Based on the data at our disposal, three days sampling seems to be the optimal cost-performance trade-off to achieve similar results to a daily sampling frequency, and agrees with the conclusions of (Huisman et al., 2021) . Although results seem already satisfying for twice a week sampling considering the same criterion and agrees with the conclusions of (Feng et al., 2021; Graham et al., 2020) , chances are that some WWTPs are sampled at an inappropriate tuple of sample days. Thus, if the budget is not compatible with three days sampling, option 2', corresponding to biweekly sampling with at least two days without sampling between each sample, might be the best compromise (see Fig. 10 ). Qualitative wise, we note that insufficient sampling frequency may lead to the failure to detect some events and affect short-term trends compared to a full week sampling. This is not surprising, as downgrading the sampling frequency reduces the information collected. One of the shortcomings of the subsampling study is that we did not have the opportunity to test all subsampling combinations for days prior to November, as the WWTP tested was not yet sampled every day at that time. We did not truncate from November for the study, for the reason of keeping a maximum of signal variability, especially the calm period of Summer 2020, when almost no significant viral concentrations were detected. Moreover, we were not able to replicate this subsampling experiment on another WWTP. The same study needs to be replicated on several WWTPs in order to generalize those results with higher reliability.

The results of estimated lags between the wastewater signals and the incidence rates are in the order of magnitude of a couple days during the exponential phase. Some plants show quite important lags compared to the others. For example, Nancy WWTP, where the WWI lags by 5 days on average and where the intra-experimental variance is more pronounced than in the other plants; or Paris Seine-Morée, where the WWI is 6 days ahead of the incidence rate signal. Several hypotheses seem plausible to explain these shifts. First, as shown in our downsampling experiment, biweekly sampling, although sufficient to capture the dynamics of the epidemic, may induce an additional uncertainty of a few days on the actual peak of excretion in wastewater. Furthermore, the signal captured in wastewater extends beyond simple reported positive cases. The propensity of populations to test themselves sometimes differs between EPCIs. For two metropolitan areas of similar size, such as Nancy and Mulhouse, the average screening rate during the third wave was more than 1.5 times higher in Nancy. In municipalities where people test particularly less or more than the average, the indicator is therefore more likely to be ahead or to lag behind the incidence by a few days.

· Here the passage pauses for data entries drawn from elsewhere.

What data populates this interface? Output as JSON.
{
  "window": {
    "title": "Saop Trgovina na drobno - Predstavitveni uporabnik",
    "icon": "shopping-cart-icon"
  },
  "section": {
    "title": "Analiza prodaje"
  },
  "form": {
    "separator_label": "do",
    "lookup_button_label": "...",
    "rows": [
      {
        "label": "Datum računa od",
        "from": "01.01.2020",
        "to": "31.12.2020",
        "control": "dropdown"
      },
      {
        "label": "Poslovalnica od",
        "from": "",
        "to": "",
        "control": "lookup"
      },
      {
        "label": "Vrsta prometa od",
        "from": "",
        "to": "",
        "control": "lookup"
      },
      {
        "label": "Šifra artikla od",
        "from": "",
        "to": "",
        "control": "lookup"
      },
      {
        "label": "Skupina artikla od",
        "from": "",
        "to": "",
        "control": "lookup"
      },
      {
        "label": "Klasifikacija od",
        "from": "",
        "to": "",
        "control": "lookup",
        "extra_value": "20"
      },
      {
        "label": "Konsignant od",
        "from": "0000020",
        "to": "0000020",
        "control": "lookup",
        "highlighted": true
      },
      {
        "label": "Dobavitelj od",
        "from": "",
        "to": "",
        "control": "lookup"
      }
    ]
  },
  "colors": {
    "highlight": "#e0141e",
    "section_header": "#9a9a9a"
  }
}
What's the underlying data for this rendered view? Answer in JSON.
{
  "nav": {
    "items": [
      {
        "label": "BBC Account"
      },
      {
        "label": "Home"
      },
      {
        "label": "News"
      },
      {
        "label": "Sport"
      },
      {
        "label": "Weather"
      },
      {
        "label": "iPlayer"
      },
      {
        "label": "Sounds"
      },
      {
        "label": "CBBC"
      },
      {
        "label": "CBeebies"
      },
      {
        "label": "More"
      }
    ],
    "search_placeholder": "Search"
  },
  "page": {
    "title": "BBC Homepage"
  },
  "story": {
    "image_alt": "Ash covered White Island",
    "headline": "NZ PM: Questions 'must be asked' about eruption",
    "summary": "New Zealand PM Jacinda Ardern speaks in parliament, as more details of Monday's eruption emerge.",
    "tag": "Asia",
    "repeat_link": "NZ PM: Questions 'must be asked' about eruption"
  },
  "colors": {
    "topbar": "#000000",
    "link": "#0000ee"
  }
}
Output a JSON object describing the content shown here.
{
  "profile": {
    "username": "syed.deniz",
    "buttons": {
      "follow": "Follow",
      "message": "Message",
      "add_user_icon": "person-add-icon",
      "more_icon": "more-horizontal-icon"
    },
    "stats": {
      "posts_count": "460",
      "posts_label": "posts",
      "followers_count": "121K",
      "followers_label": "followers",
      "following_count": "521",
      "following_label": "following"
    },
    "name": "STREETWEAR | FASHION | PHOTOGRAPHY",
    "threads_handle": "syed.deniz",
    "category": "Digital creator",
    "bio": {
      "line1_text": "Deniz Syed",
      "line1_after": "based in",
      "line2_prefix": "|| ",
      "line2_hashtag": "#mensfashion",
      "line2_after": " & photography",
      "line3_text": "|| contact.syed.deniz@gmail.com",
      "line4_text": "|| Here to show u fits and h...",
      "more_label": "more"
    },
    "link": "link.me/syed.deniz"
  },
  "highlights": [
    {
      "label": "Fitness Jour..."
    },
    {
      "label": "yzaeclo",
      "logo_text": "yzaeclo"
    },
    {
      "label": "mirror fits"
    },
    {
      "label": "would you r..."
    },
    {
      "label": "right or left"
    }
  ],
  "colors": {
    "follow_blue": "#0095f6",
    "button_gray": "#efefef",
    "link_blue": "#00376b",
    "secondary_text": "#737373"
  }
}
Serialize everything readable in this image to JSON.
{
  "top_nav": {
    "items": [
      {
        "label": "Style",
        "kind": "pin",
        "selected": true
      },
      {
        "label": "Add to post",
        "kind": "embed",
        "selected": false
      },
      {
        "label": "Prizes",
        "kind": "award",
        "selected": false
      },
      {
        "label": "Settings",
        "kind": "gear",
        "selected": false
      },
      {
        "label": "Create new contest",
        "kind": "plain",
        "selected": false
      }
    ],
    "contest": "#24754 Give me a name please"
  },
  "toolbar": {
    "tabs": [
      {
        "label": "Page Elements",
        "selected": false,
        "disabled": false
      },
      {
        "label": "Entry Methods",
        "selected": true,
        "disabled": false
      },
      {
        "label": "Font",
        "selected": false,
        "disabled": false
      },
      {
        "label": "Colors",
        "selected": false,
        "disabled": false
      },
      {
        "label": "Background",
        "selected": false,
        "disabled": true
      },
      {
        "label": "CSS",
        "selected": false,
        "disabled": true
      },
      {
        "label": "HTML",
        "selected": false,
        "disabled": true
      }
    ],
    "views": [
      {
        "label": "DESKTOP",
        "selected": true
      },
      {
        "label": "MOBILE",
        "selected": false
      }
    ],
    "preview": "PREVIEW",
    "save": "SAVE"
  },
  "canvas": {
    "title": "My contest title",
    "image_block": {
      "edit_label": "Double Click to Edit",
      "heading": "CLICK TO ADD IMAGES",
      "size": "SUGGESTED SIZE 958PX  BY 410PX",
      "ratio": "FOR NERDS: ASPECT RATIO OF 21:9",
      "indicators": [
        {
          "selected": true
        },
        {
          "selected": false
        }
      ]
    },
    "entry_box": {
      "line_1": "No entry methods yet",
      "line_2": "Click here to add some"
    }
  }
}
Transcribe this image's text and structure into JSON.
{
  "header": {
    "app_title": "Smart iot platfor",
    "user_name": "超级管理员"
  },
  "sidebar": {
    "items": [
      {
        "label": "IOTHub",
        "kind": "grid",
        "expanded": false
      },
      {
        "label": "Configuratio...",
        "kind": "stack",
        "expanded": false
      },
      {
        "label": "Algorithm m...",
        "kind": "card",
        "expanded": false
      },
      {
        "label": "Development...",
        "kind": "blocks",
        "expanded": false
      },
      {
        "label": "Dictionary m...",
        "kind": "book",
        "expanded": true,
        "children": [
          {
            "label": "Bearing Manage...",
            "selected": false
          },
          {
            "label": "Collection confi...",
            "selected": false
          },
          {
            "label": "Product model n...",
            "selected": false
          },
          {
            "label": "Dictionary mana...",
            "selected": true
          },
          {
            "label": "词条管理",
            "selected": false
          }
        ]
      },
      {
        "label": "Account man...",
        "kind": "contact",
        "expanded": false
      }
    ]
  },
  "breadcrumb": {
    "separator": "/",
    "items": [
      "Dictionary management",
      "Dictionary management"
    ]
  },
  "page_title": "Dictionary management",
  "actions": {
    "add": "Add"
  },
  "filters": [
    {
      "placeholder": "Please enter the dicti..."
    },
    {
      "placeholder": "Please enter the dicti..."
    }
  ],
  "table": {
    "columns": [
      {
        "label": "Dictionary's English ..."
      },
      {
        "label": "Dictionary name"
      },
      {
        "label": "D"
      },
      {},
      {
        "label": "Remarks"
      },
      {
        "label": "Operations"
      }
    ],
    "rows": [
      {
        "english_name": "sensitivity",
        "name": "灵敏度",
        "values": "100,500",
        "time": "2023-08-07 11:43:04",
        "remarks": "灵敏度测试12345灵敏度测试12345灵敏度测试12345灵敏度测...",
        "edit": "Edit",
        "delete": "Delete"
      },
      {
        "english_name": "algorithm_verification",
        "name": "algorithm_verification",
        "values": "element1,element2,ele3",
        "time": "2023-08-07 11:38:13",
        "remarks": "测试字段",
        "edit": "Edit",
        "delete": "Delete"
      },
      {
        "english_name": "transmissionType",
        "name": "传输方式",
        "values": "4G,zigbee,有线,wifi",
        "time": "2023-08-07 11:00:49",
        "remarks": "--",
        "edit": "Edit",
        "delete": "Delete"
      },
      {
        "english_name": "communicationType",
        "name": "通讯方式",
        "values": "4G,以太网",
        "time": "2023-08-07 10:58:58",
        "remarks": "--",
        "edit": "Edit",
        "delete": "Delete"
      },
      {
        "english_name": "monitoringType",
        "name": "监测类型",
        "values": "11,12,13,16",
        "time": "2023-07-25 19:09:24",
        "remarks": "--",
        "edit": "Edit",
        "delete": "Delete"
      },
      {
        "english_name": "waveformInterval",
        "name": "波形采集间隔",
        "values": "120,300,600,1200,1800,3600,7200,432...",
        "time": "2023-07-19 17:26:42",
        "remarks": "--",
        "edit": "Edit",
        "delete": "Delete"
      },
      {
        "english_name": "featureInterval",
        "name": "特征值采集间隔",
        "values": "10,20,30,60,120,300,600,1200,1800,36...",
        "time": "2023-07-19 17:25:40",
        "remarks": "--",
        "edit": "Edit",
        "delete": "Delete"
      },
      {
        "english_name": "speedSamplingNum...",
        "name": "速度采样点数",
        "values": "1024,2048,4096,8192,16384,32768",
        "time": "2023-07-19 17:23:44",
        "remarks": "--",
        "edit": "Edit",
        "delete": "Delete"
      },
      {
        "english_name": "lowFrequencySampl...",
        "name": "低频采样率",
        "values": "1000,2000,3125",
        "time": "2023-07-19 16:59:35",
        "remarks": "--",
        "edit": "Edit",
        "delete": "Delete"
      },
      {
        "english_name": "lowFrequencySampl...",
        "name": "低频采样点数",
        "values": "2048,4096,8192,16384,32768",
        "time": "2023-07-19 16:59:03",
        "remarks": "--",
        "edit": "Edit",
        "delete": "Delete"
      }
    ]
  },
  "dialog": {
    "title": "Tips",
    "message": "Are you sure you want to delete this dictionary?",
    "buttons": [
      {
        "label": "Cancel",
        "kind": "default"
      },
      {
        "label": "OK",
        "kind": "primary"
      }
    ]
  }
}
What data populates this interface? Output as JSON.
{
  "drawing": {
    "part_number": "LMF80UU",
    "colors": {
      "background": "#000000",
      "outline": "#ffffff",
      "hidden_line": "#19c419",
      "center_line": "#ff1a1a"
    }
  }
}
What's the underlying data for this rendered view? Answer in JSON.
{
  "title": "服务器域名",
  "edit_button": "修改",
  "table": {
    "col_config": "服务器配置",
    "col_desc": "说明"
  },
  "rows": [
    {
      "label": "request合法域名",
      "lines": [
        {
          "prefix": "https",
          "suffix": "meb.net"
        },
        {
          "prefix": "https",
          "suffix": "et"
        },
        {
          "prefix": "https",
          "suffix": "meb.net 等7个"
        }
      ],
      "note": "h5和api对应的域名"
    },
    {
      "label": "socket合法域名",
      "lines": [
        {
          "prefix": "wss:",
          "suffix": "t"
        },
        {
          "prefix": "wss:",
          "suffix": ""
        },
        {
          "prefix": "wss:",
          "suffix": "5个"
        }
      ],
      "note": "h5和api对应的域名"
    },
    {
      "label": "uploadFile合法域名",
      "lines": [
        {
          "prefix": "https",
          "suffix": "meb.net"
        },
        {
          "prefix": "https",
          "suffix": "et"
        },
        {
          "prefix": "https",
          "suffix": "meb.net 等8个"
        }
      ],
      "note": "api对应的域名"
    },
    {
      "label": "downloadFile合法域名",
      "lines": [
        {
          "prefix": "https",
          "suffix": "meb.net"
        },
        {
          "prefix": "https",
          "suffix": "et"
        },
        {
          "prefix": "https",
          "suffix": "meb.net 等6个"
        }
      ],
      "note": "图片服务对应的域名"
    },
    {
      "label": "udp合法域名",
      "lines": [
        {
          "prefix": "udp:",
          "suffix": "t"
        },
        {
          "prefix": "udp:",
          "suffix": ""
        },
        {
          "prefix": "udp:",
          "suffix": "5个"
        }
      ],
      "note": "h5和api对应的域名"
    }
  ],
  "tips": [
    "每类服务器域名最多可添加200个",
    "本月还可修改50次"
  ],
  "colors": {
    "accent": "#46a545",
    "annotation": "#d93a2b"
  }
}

Visualization of the WWI and the log of the incidence rate. The overall dynamics seem to match quite well, even beyond the period under study. Montpellier seems to differ from the other WTTPs, as discussed in Section 3.6. Lyon's WWTP is La Feyssine (1/2).

Finally, the good transposition capacity of the WWI from one WWTP to another, relative to what can be observed on the incidence rate signal, is to be considered. Even though it can still be worked upon, our study shows a significant improvement to this property thanks to our smoothing and normalization techniques. It should be noted that the more pronounced deviations in certain plants can have several explanations. For example, the incidence rate is only available for the whole of the Aix-Marseille agglomeration, which covers a much larger population than the only plant we monitor in the network in Marseille. The same applies to regional indicators, where the difference in correlation between the two regions could be explained by the deviation in surveyed populations. 28 WWTPs, with a nominal waterflow accounting for around 58% of the regional population, were followed in the Grand-Est region, while 7 were studied in the Î le-de-France region (accounting for around 33% of the regional population), leading to a less accurate mesh.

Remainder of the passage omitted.